ELSPR: Evaluator LLM Training Data Self-Purification on Non-Transitive Preferences via Tournament Graph Reconstruction

Abstract: LLMs are widely used as evaluators for open-ended tasks, while previous research has emphasized biases in LLM evaluations, the issue of non-transitivity in pairwise comparisons remains unresolved: non-transitive preferences for pairwise comparisons, where evaluators prefer A over B, B over C, but C over A. Our results suggest that low-quality training data may reduce the transitivity of preferences generated by the Evaluator LLM. To address this, We propose a graph-theoretic framework to analyze and mitigate this problem by modeling pairwise preferences as tournament graphs. We quantify non-transitivity and introduce directed graph structural entropy to measure the overall clarity of preferences.

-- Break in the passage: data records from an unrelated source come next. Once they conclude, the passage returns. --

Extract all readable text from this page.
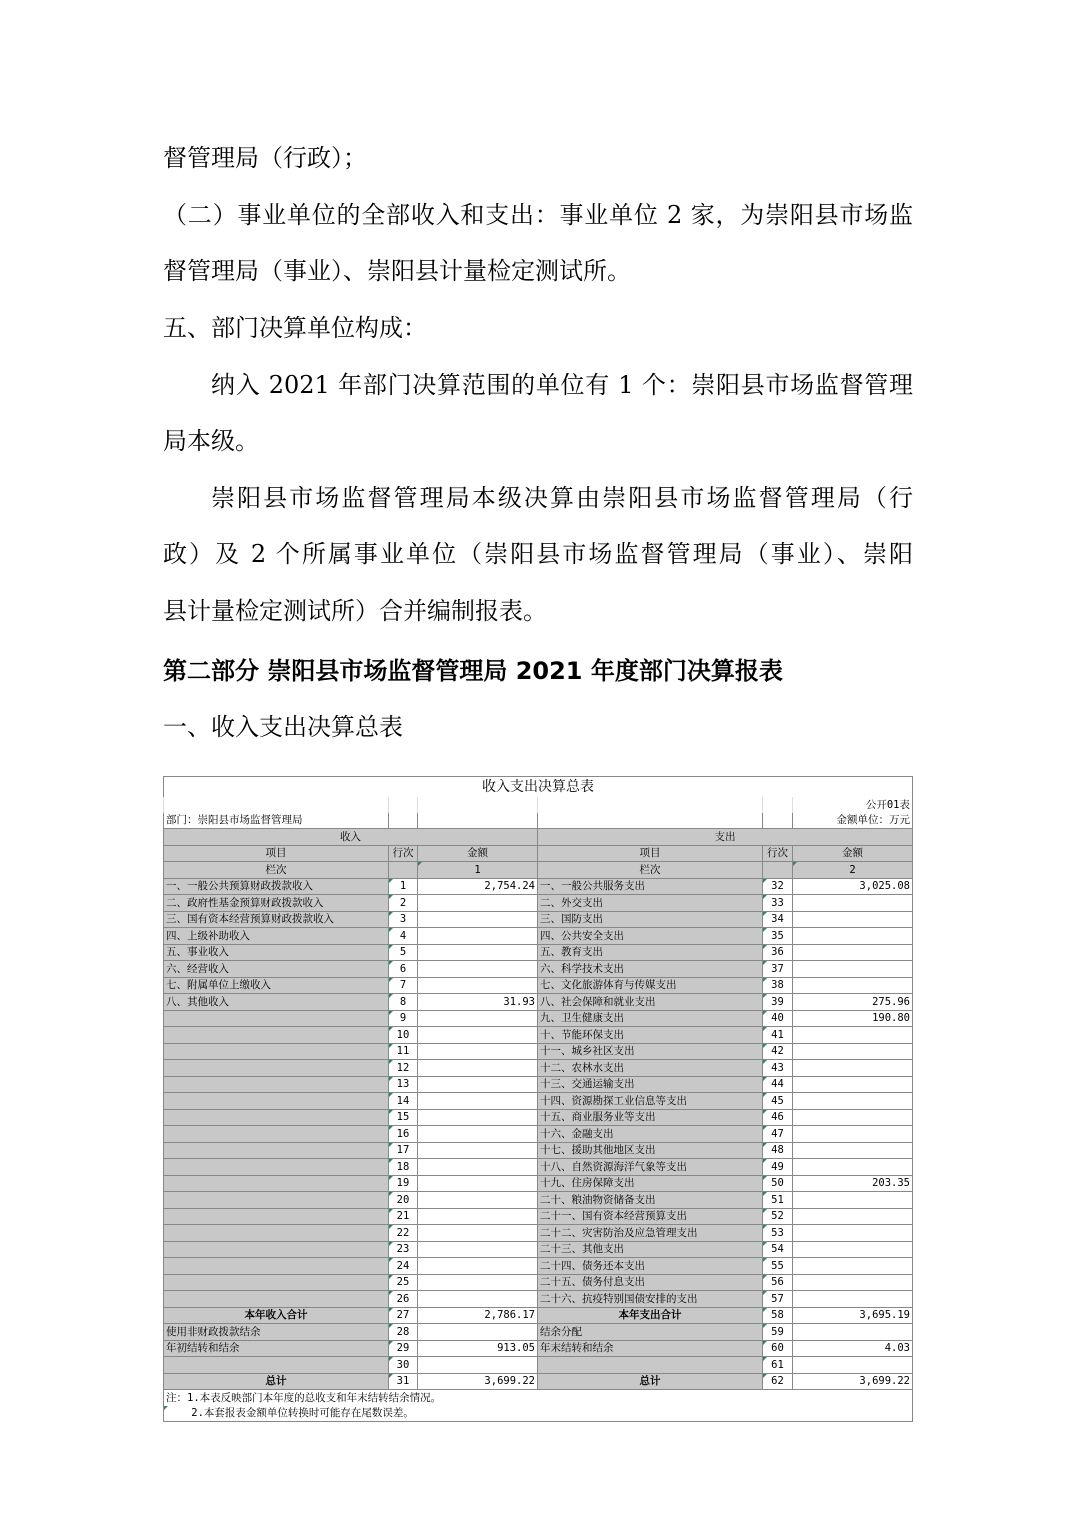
督管理局（行政）；

（二）事业单位的全部收入和支出：事业单位 2 家，为崇阳县市场监

督管理局（事业）、崇阳县计量检定测试所。

五、部门决算单位构成：

纳入 2021 年部门决算范围的单位有 1 个：崇阳县市场监督管理

局本级。

崇阳县市场监督管理局本级决算由崇阳县市场监督管理局（行

政）及 2 个所属事业单位（崇阳县市场监督管理局（事业）、崇阳

县计量检定测试所）合并编制报表。

第二部分 崇阳县市场监督管理局 2021 年度部门决算报表
一、收入支出决算总表
收入支出决算总表					
					公开01表
部门：崇阳县市场监督管理局					金额单位：万元
收入			支出		
项目	行次	金额	项目	行次	金额
栏次		1	栏次		2
一、一般公共预算财政拨款收入	1	2,754.24	一、一般公共服务支出	32	3,025.08
二、政府性基金预算财政拨款收入	2		二、外交支出	33	
三、国有资本经营预算财政拨款收入	3		三、国防支出	34	
四、上级补助收入	4		四、公共安全支出	35	
五、事业收入	5		五、教育支出	36	
六、经营收入	6		六、科学技术支出	37	
七、附属单位上缴收入	7		七、文化旅游体育与传媒支出	38	
八、其他收入	8	31.93	八、社会保障和就业支出	39	275.96
	9		九、卫生健康支出	40	190.80
	10		十、节能环保支出	41	
	11		十一、城乡社区支出	42	
	12		十二、农林水支出	43	
	13		十三、交通运输支出	44	
	14		十四、资源勘探工业信息等支出	45	
	15		十五、商业服务业等支出	46	
	16		十六、金融支出	47	
	17		十七、援助其他地区支出	48	
	18		十八、自然资源海洋气象等支出	49	
	19		十九、住房保障支出	50	203.35
	20		二十、粮油物资储备支出	51	
	21		二十一、国有资本经营预算支出	52	
	22		二十二、灾害防治及应急管理支出	53	
	23		二十三、其他支出	54	
	24		二十四、债务还本支出	55	
	25		二十五、债务付息支出	56	
	26		二十六、抗疫特别国债安排的支出	57	
本年收入合计	27	2,786.17	本年支出合计	58	3,695.19
使用非财政拨款结余	28		结余分配	59	
年初结转和结余	29	913.05	年末结转和结余	60	4.03
	30			61	
总计	31	3,699.22	总计	62	3,699.22
注：1.本表反映部门本年度的总收支和年末结转结余情况。					
2.本套报表金额单位转换时可能存在尾数误差。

Our analysis reveals significant non-transitivity in advanced Evaluator LLMs (with Qwen2.5-Max exhibiting 67.96%), as well as high entropy values (0.8095 for Qwen2.5-Max), reflecting low overall clarity of preferences. To address this issue, we designed a filtering strategy, ELSPR, to eliminate preference data that induces non-transitivity, retaining only consistent and transitive preference data for model fine-tuning. Experiments demonstrate that models fine-tuned with filtered data reduce non-transitivity by 13.78% (from 64.28% to 50.50%), decrease structural entropy by 0.0879 (from 0.8113 to 0.7234), and align more closely with human evaluators (human agreement rate improves by 0.6% and Spearman correlation increases by 0.01).